Abstract

Critics of the interdisciplinary enterprise of historical sociology commonly contend that the narrational accounts of past social phenomena provided by historians are inadequate to the task of theory-building and testing. In support of this negative assessment, opponents will adduce informational deficiencies in the available data (the standard positivist appraisal of historical evidence), or cite the interpretive anarchy that seemingly prevails at the narrative phase of emplotment (the skeptical, postmodernist contention that historiographic texts 'construct' rather than veridically represent the events they artfully contrive to signify).
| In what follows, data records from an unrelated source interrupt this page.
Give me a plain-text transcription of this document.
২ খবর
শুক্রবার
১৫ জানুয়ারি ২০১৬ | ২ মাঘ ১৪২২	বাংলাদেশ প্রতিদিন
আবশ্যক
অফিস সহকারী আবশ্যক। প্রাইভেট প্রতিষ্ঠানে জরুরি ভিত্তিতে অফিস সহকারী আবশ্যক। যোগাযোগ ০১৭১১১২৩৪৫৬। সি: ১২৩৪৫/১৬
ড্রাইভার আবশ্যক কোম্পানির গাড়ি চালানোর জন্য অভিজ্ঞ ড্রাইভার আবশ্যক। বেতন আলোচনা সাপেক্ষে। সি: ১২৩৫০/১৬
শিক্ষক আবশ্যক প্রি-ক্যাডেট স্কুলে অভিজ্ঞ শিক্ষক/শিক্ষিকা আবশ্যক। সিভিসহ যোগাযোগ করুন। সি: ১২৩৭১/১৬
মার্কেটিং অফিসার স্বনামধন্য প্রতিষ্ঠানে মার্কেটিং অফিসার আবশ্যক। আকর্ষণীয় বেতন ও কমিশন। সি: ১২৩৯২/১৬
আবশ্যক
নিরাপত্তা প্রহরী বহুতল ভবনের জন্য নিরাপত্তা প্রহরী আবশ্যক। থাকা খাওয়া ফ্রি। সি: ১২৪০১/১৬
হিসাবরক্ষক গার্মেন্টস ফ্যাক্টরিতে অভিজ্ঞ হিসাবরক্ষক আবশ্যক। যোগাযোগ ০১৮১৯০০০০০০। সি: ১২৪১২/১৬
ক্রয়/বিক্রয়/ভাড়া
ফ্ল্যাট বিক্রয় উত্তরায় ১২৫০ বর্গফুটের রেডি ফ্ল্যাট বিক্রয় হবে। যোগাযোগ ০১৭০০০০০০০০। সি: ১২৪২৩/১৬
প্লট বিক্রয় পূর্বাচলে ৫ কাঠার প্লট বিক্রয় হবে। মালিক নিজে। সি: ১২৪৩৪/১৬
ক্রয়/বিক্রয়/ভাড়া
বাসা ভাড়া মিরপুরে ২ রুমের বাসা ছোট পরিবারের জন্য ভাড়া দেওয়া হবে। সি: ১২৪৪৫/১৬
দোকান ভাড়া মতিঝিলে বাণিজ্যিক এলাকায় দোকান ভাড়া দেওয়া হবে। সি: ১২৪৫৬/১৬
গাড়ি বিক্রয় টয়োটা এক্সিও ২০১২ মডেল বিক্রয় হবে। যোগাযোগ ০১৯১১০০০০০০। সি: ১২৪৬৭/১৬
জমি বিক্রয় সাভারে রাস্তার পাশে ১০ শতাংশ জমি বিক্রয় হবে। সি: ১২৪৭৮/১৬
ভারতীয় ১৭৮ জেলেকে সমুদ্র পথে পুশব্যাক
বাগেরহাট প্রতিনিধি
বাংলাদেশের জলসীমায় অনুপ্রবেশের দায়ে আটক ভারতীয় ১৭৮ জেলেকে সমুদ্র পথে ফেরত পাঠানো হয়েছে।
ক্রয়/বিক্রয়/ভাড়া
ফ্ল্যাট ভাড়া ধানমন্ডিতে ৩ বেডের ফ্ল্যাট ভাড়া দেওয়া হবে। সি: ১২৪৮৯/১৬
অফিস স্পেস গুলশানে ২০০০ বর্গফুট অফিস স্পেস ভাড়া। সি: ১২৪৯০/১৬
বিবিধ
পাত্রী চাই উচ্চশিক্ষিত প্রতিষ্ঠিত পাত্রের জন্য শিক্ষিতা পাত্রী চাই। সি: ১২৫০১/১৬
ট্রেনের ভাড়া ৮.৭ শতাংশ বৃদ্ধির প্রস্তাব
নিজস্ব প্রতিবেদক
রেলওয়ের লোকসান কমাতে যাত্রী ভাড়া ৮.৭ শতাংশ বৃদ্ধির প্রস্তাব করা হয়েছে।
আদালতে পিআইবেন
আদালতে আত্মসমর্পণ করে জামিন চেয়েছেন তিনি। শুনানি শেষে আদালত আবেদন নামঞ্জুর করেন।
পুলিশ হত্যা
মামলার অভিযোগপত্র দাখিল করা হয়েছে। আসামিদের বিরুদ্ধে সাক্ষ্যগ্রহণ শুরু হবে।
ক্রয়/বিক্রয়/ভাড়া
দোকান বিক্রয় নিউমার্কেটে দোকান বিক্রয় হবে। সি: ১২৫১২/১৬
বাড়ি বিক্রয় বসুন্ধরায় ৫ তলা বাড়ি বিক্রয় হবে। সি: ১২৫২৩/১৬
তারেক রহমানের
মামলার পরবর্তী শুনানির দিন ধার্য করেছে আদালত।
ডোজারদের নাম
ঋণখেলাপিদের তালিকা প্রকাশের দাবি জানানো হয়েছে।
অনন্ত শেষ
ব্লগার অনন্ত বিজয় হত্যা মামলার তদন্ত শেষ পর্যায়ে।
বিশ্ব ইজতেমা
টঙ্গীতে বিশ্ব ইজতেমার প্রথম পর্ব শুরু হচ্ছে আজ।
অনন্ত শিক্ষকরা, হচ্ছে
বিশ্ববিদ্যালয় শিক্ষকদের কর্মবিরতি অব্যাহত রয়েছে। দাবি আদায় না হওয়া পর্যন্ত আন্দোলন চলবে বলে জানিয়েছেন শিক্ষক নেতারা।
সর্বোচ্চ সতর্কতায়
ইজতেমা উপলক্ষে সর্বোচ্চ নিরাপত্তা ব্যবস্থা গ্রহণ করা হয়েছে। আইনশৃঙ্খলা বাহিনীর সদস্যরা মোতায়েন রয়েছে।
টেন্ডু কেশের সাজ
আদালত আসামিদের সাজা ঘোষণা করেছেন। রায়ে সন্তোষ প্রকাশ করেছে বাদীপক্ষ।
Both of these lines of criticism are unbalanced, and therefore seriously misleading as regards the epistemic foundations of historical-sociological inquiry. The 'social authenticity' and 'informational density' of historical evidence does allow for veridical reconstructions of the past, while the reflexive interpretive protocols of source criticism and the sociology of knowledge can be deployed to provide warrant for discriminating arbitrations between competing theories and narratives. The various epistemological deformations in the study of human affairs that have been encouraged by the old idiographic-nomothetic polarity - chronic ahistoricism within the social sciences, the atheoretical predilections of much conventional historiography - are rectifiable through the consolidation of a fully integrated sociological history, a unified and inclusive historical social science.